Now: Only 14 os.Exit calls remain in cmd/ (down from 174!). Of those:
- 5 are in cmd/common.go's mustValue/mustIntValue (unrecoverable CLI parse errors)
- 9 are in calls_classify.go, calls_modify.go, calls_push_certainty.go (TUI-related exit paths)
Most Run* functions now return error. main.go has a clean dispatch with if err := handler(...); err != nil →
single os.Exit(1). The ErrHelpRequested sentinel enables clean help exits.

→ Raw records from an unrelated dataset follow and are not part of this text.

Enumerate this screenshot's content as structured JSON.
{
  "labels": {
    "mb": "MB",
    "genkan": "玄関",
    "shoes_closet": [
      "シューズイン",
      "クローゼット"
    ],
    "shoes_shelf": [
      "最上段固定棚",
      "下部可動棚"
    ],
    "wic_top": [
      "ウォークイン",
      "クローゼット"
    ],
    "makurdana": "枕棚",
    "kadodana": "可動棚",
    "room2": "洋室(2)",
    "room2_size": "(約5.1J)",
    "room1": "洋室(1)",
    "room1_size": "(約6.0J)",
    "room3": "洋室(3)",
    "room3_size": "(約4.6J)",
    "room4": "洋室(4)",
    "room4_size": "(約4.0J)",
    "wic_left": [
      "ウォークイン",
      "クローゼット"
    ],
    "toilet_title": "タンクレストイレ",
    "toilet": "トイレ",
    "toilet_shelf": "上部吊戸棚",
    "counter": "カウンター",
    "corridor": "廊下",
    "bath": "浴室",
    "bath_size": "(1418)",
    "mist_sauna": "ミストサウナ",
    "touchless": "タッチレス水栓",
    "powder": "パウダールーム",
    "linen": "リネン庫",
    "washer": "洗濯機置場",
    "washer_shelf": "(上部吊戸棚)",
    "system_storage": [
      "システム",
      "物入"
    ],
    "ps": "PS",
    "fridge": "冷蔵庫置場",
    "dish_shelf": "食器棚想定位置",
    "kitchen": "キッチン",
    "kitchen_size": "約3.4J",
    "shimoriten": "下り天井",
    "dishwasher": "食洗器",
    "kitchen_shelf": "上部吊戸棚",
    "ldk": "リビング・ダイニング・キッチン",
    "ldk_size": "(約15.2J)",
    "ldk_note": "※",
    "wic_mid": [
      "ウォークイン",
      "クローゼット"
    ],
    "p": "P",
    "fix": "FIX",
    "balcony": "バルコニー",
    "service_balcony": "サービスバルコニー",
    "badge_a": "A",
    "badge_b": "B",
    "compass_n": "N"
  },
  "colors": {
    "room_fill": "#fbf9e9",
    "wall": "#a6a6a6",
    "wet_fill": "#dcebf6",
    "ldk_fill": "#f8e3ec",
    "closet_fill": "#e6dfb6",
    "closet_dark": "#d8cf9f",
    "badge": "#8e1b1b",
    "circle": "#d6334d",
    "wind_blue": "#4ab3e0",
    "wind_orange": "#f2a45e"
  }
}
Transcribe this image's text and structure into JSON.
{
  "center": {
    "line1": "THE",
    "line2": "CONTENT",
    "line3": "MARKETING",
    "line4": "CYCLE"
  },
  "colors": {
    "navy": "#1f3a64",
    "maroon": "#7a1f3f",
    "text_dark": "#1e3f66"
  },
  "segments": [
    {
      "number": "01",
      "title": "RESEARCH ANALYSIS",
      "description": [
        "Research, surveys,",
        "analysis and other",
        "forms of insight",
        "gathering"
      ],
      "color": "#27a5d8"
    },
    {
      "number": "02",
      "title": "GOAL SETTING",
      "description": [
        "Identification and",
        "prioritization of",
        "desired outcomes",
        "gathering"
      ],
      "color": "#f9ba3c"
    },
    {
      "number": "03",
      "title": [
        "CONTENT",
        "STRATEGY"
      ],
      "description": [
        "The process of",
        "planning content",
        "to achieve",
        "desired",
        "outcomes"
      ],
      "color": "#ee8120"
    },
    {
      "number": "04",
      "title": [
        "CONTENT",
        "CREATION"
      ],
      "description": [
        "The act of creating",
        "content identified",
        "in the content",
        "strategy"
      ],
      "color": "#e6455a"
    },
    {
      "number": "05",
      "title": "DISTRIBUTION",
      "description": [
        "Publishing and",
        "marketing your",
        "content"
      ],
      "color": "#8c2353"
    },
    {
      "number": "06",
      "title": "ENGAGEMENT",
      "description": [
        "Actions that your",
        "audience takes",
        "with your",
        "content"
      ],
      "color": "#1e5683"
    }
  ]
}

Remaining: 9 os.Exit calls in the classify/modify/push-certainty commands — these are the TUI-adjacent
commands where the pattern is slightly different (TUI launch, signal handling). Still improvable but
dramatically better.
────────────────────────────────────────────────────────────────────────────────
Summary Table
┌────┬─────────────────────────┬─────────────┬──────────────────────────────────────────────────────────────┐
│ # │ Recommendation │ Status │ Notes │
├────┼─────────────────────────┼─────────────┼──────────────────────────────────────────────────────────────┤
│ 1 │ Eliminate var dbPath │ ✅ Done │ DBPath in every Input struct, SetDBPath gone │
├────┼─────────────────────────┼─────────────┼──────────────────────────────────────────────────────────────┤
│ 2 │ Consolidate │ ✅ Mostly │ db/validation.go expanded; 2 thin wrappers remain in │
│ │ verify/validate │ done │ cluster.go │
├────┼─────────────────────────┼─────────────┼──────────────────────────────────────────────────────────────┤
│ 3 │ Reduce cyclomatic │ 🟡 Marginal │ No functions >14, but 6 at exactly 14; still 28+ in 11–13 │
│ │ complexity │ │ range │
├────┼─────────────────────────┼─────────────┼──────────────────────────────────────────────────────────────┤
│ 4 │ Split tools/ god │ ✅ Done │ Split into tools/, tools/calls/, tools/import/ │
│ │ package │ │ │
├────┼─────────────────────────┼─────────────┼──────────────────────────────────────────────────────────────┤
│ 5 │ Reduce cmd/ boilerplate │ 🟡 Partial │ SetDBPath gone, checkFlags helper added, errors returned; │
│ │ │ │ but 29 FlagSets still repeated │
├────┼─────────────────────────┼─────────────┼──────────────────────────────────────────────────────────────┤
│ 6 │ Deduplicate MarshalJSON │ 🟡 Partial │ JSONTime helper added, but 4 MarshalJSON methods still │
│ │ │ │ duplicate structs │
├────┼─────────────────────────┼─────────────┼──────────────────────────────────────────────────────────────┤
│ 7 │ Move AviaNZ types │ ✅ Done │ Moved to tools/calls/avianz_types.go │
├────┼─────────────────────────┼─────────────┼──────────────────────────────────────────────────────────────┤
│ 8 │ Standardize DB access │ 🟡 Partial │ CRUD uses WithWriteTx consistently; 4 import files still use │
│ │ │ │ OpenWriteableDB │
├────┼─────────────────────────┼─────────────┼──────────────────────────────────────────────────────────────┤
│ 9 │ TUI→tools coupling │ 🟡 Partial │ Now imports tools/calls (more focused), but still deeply │
│ │ │ │ coupled to ClassifyState │
├────┼─────────────────────────┼─────────────┼──────────────────────────────────────────────────────────────┤
│ 10 │ Eliminate os.Exit in │ ✅ Mostly │ Down from 174→14; most functions return errors; main.go │
│ │ cmd/ │ done │ dispatches │
└────┴─────────────────────────┴─────────────┴──────────────────────────────────────────────────────────────┘
Overall: 3 fully resolved, 4 mostly/partially done with remaining work, 3 with marginal improvement. The
biggest wins were eliminating the global dbPath (rec #1), splitting the god package (rec #4), and the os.Exit
cleanup (rec #10). The remaining work is mostly medium-priority: the import audit gap (rec #8), the cmd/
FlagSet boilerplate (rec #5), and the MarshalJSON struct duplication (rec #6).